GPB Capital Holdings, Fraud? | Vernon Litigation Group

Another day, another ‘alleged’ Ponzi Scheme

Vernon Litigation Group’s securities attorneys continue their investigation into GPB Capital Holdings as the firm is now subject to an FBI probe in addition to investigations by the SEC, FINRA and the State of Massachusetts.

GPB Capital Holdings is a New York based ‘alternative’ asset management firm that has raised $1.5 billion dollars in capital acquiring income-producing private companies.

GPB Capital Holdings is no stranger to discrepancies. Last year the firm notably ceased to raise capital, lost an auditor and more publicly, is involved in a lawsuit with former business partner Patrick Dibre.  GPB Capital Holdings complained that Dibre reneged on the sale to GPB Capital Holdings of certain auto dealerships causing the fund to lose $40 million according to GPB’s complaint.  Dibre counterclaimed that GPB Capital Holdings is nothing more than “a very complicated and manipulative Ponzi scheme”. Dibre also claims that GPB Capital Holdings made large payments to investors based on bogus financial data, used an alternative an undisclosed investment strategy to produce dividends for investors and falsified financial statements to conceal its fraudulent activities. Then it was reported that the Financial Industry Regulatory Authority Inc. (FINRA) and the Securities and Exchange Commission (SEC) launched investigations in to GPB Capital Holdings. Furthermore, as of March 2019, GPB Capital Holdings is now being investigated by the FBI, which is potentially bad for both the brokers who recommended and sold GPB’s offerings and the investors who invested in them.

Brokers were highly motivated to sell the GPB Funds as they earned an upward of an 8% commission.

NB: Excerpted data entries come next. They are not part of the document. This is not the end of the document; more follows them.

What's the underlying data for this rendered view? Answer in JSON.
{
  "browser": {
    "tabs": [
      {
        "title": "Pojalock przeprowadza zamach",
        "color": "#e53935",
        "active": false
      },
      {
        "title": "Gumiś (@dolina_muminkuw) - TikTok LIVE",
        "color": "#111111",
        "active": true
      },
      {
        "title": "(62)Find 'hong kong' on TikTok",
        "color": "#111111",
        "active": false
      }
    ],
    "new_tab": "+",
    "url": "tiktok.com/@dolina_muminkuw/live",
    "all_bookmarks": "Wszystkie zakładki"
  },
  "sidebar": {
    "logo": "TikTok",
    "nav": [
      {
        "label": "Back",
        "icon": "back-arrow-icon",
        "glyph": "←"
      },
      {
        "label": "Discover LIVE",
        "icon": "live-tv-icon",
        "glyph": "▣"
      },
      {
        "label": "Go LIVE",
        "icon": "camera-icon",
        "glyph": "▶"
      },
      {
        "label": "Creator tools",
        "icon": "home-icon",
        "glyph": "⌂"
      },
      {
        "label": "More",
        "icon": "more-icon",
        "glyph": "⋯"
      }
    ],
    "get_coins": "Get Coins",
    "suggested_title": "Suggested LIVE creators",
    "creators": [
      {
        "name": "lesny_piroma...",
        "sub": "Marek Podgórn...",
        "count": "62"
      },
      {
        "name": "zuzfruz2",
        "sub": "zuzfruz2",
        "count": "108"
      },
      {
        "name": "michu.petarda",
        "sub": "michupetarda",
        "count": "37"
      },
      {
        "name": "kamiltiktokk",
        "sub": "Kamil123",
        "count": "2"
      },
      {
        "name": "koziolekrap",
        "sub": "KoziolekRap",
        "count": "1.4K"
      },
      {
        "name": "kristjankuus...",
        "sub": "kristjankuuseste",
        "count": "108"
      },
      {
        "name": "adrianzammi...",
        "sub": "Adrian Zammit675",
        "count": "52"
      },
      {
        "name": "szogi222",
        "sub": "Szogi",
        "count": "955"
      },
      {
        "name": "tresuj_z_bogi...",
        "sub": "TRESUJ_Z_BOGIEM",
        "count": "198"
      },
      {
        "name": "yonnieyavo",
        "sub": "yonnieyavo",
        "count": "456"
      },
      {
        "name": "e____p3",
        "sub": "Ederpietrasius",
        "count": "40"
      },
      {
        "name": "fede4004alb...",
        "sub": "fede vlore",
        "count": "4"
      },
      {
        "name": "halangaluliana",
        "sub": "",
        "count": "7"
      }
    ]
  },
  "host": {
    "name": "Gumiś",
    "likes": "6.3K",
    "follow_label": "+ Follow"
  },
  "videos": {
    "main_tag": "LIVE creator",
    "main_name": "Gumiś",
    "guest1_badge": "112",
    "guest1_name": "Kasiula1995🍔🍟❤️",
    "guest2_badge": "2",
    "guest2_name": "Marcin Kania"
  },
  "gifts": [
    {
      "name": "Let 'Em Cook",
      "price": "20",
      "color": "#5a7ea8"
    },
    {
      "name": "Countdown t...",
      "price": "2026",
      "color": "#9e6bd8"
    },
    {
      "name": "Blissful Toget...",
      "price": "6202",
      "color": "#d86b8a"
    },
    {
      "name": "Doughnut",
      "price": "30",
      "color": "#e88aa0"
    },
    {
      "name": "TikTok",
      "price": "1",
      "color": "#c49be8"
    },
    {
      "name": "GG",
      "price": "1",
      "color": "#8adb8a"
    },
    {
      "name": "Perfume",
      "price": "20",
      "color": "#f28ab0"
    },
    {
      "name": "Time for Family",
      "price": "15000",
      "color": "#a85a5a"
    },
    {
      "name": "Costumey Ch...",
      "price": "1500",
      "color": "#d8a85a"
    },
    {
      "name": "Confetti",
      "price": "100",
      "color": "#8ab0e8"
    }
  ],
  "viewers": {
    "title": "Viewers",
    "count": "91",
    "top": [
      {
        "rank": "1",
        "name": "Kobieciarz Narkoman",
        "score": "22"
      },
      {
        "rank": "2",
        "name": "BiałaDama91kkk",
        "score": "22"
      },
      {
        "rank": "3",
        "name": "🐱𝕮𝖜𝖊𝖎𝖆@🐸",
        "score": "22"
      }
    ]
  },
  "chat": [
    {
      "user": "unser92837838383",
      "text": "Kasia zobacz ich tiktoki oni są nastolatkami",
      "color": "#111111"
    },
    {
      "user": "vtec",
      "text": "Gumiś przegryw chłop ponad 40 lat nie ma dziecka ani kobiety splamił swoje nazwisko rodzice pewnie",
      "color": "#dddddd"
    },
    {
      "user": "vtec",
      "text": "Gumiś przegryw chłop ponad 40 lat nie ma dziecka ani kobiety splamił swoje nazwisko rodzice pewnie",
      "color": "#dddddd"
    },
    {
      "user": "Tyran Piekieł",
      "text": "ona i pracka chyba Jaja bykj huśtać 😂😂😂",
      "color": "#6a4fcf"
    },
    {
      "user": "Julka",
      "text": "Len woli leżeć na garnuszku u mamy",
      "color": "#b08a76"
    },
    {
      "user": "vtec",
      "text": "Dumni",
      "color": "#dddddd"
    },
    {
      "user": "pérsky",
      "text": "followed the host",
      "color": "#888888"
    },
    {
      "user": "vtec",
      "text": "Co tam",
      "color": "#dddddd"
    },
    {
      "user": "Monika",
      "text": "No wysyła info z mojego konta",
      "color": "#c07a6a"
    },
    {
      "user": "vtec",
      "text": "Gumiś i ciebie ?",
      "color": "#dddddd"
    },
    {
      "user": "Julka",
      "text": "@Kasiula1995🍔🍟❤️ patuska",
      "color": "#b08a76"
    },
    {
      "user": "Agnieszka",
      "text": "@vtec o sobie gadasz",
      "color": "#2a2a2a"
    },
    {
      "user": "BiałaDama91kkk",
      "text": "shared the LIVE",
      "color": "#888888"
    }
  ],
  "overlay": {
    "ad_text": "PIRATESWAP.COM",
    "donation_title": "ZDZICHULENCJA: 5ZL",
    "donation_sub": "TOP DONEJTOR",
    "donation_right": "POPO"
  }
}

Subsequently, the brokers received more than $100 million in commissions by selling private placements¹ in which there were supposedly nine filed and close to six thousand investors resulting in more than a billion dollars in capital being raised. These sky-high commissions gave the brokers incentive to really push investors to invest in GPB with guaranteed high returns. There are currently 10 portfolio companies in question:

-GPB Automotive Portfolio, LP
-GPB Cold Storage, LP
-GPB Eurobond Finance PLC
-GPB Holdings II, LP
-GPB Holdings, III, LP
-GPB Holdings Qualified, LP
-GPB Holdings, LP
-GPB NYC Development
-GPB Scientific, LLC
-GPB Waste Management, LP formerly: GPB Waste Management Fund, LP.

Brokers have the responsibility to adhere to the rules and the regulations, to be transparent, be both ethically and morally compliant and advise their investors on investments suitable for their goals. In addition to the above, they have the responsibility to conduct due diligence.  Due diligence includes an investigation into the investment’s properties including its benefits, risks, tax consequences, issuer, history, and other relevant factors.  Appropriate due diligence would identify that an alternative investment’s high costs, illiquidity, and conflicts of interests that would make the investment not suitable for investors and in this case, due diligence on private placements to ensure they are not fraudulent.

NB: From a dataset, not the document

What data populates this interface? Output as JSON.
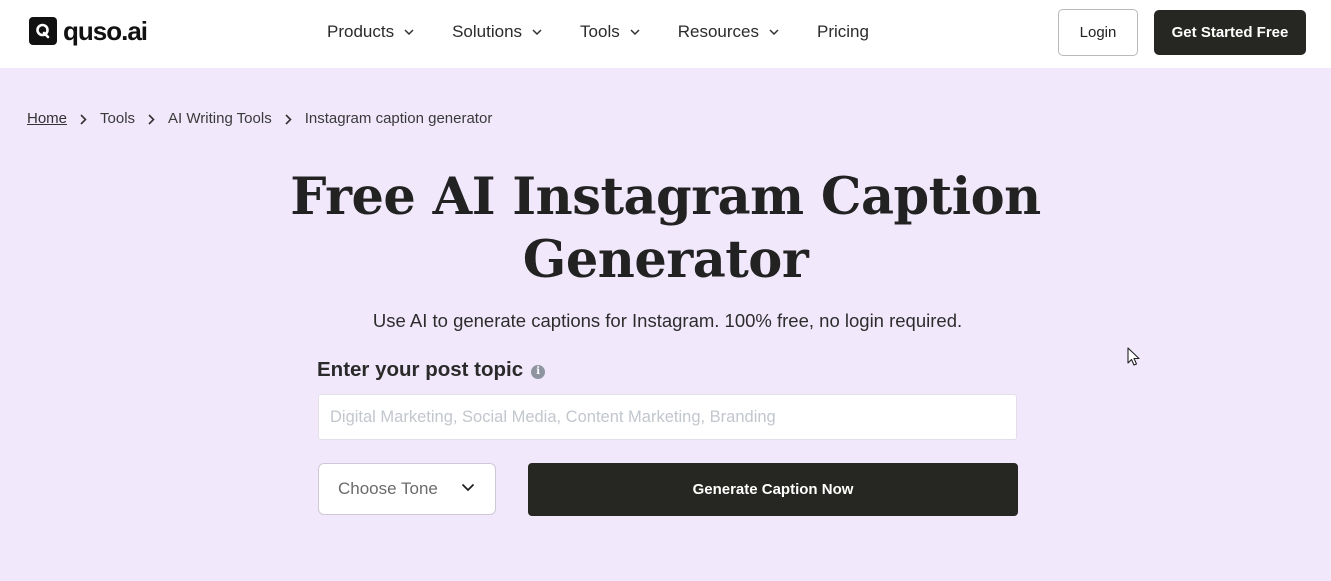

Vernon Litigation Group is a law firm that represents clients in courtroom litigation, arbitration, including FINRA arbitration, and mediation throughout the United States. Our lawyers have significant experience pursuing claims against brokerage firms on behalf of investors throughout the United States. Please contact us to discuss your rights if you believe an investment firm has failed to act in your best interests or otherwise abused your trust, including claims related to the recommendation and sale of Private Placements or other questionable investments. For more information, visit our website at http://www.vernonlitigation.com or contact us by phone at 239-649-5390 or by e-mail at info@vernonlitigation.com to speak with an attorney at Vernon Litigation Group.

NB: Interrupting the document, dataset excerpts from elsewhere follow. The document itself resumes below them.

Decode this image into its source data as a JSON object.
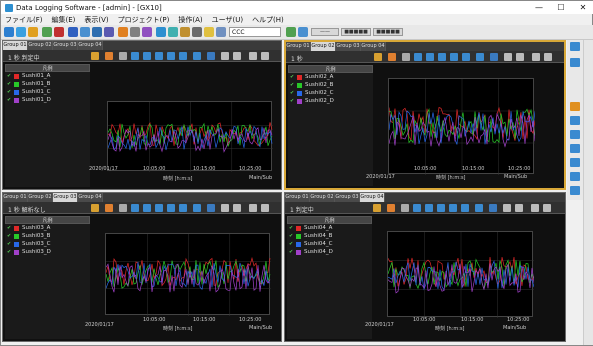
{
  "window": {
    "title": "Data Logging Software - [admin] - [GX10]",
    "min": "—",
    "max": "☐",
    "close": "✕"
  },
  "menu": [
    "ファイル(F)",
    "編集(E)",
    "表示(V)",
    "プロジェクト(P)",
    "操作(A)",
    "ユーザ(U)",
    "ヘルプ(H)"
  ],
  "toolbar": {
    "search_value": "CCC",
    "btn1": "——",
    "btn2": "■■■■■",
    "btn3": "■■■■■"
  },
  "panes": [
    {
      "tabs": [
        "Group 01",
        "Group 02",
        "Group 03",
        "Group 04"
      ],
      "active": 0,
      "label": "1 秒 判定中",
      "legend_header": "凡例",
      "items": [
        {
          "name": "Sushi01_A",
          "color": "#e02828"
        },
        {
          "name": "Sushi01_B",
          "color": "#28c828"
        },
        {
          "name": "Sushi01_C",
          "color": "#2868e8"
        },
        {
          "name": "Sushi01_D",
          "color": "#a040c8"
        }
      ],
      "date": "2020/01/17",
      "time": "10:05:00",
      "time2": "10:15:00",
      "time3": "10:25:00",
      "xlabel": "時刻 [h:m:s]",
      "mode": "Main/Sub"
    },
    {
      "tabs": [
        "Group 01",
        "Group 02",
        "Group 03",
        "Group 04"
      ],
      "active": 1,
      "label": "1 秒",
      "legend_header": "凡例",
      "items": [
        {
          "name": "Sushi02_A",
          "color": "#e02828"
        },
        {
          "name": "Sushi02_B",
          "color": "#28c828"
        },
        {
          "name": "Sushi02_C",
          "color": "#2868e8"
        },
        {
          "name": "Sushi02_D",
          "color": "#a040c8"
        }
      ],
      "date": "2020/01/17",
      "time": "10:05:00",
      "time2": "10:15:00",
      "time3": "10:25:00",
      "xlabel": "時刻 [h:m:s]",
      "mode": "Main/Sub"
    },
    {
      "tabs": [
        "Group 01",
        "Group 02",
        "Group 03",
        "Group 04"
      ],
      "active": 2,
      "label": "1 秒 解析なし",
      "legend_header": "凡例",
      "items": [
        {
          "name": "Sushi03_A",
          "color": "#e02828"
        },
        {
          "name": "Sushi03_B",
          "color": "#28c828"
        },
        {
          "name": "Sushi03_C",
          "color": "#2868e8"
        },
        {
          "name": "Sushi03_D",
          "color": "#a040c8"
        }
      ],
      "date": "2020/01/17",
      "time": "10:05:00",
      "time2": "10:15:00",
      "time3": "10:25:00",
      "xlabel": "時刻 [h:m:s]",
      "mode": "Main/Sub"
    },
    {
      "tabs": [
        "Group 01",
        "Group 02",
        "Group 03",
        "Group 04"
      ],
      "active": 3,
      "label": "1 判定中",
      "legend_header": "凡例",
      "items": [
        {
          "name": "Sushi04_A",
          "color": "#e02828"
        },
        {
          "name": "Sushi04_B",
          "color": "#28c828"
        },
        {
          "name": "Sushi04_C",
          "color": "#2868e8"
        },
        {
          "name": "Sushi04_D",
          "color": "#a040c8"
        }
      ],
      "date": "2020/01/17",
      "time": "10:05:00",
      "time2": "10:15:00",
      "time3": "10:25:00",
      "xlabel": "時刻 [h:m:s]",
      "mode": "Main/Sub"
    }
  ]
}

¹ A private placement is an offering of unregistered securities to a limited pool of investors. In a private placement, a company sells shares of stock in the company or other interest in the company, such as warrants or bonds, in exchange for cash. Private placements are regulated by a series of U.S. Securities and Exchange Commission rules known as Regulation D, or Reg D. Under Reg D, companies can issue varying amounts of securities based on the type of investor they are selling them to—accredited or non-accredited investors—without registering those securities with the SEC. An accredited investor is a person—or a married couple—with a net worth of at least $1 million (excluding the value of the primary residence), or an individual that earned an income of at least $200,000, or more than a combined $300,000, in the case of married couples, for each of the last two years, and reasonably expects the same for the current year. The market for private placements is significant. Last year, U.S. private placements raised $56 billion, according to data compiled by Ernst & Young. Over the same time period, IPOs raised $85 billion.